Su End of Waste la linea M5S crea economia circolare unica e non a diverse velocità

Per chi sostiene che la regolamentazione dell’end of waste vada demandata a regioni e province, faccio presente che non solo ciò andrebbe contro quanto previsto dalle direttive europee, ma creerebbe una disparità regionale dando vita a un vero far west sui rifiuti. Demandando a regioni e province, potremmo ritrovarci che un rifiuto diventi un nuovo prodotto in una regione e resti invece rifiuto in un’altra, creando scompensi per la competitività delle aziende.

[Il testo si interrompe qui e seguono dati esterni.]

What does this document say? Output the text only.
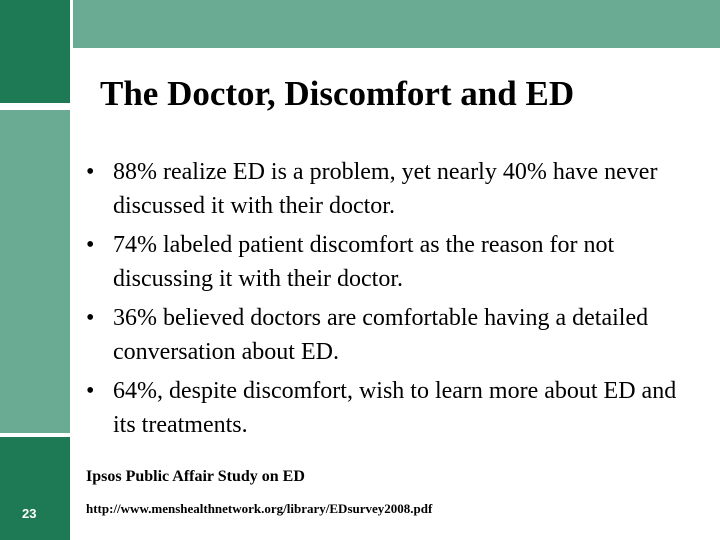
The Doctor, Discomfort and ED
• 88% realize ED is a problem, yet nearly 40% have never discussed it with their doctor.
• 74% labeled patient discomfort as the reason for not discussing it with their doctor.
• 36% believed doctors are comfortable having a detailed conversation about ED.
• 64%, despite discomfort, wish to learn more about ED and its treatments.
Ipsos Public Affair Study on ED
http://www.menshealthnetwork.org/library/EDsurvey2008.pdf
23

Inoltre, come potrebbero regioni e province, che spesso sono in difficoltà nel dotarsi di un proprio piano regionale dei rifiuti, a far fronte a un onere tanto gravoso come quello del l’emanazione di regolamenti tanto complessi?

La proposta formulata dal M5S sull’end of waste rispetta le normative europee e permette di superare questa impasse. In parole semplici noi abbiamo previsto che il Ministero emani un decreto ministeriale di natura non regolamentare, quindi con tempi brevi, con il quale dare le linee guida alle quali gli enti territoriali devono attenersi per procedere con le autorizzazioni. Solo in questo modo si potrà davvero realizzare un’economia circolare unica e non a diverse velocità rispetto al contesto regionale.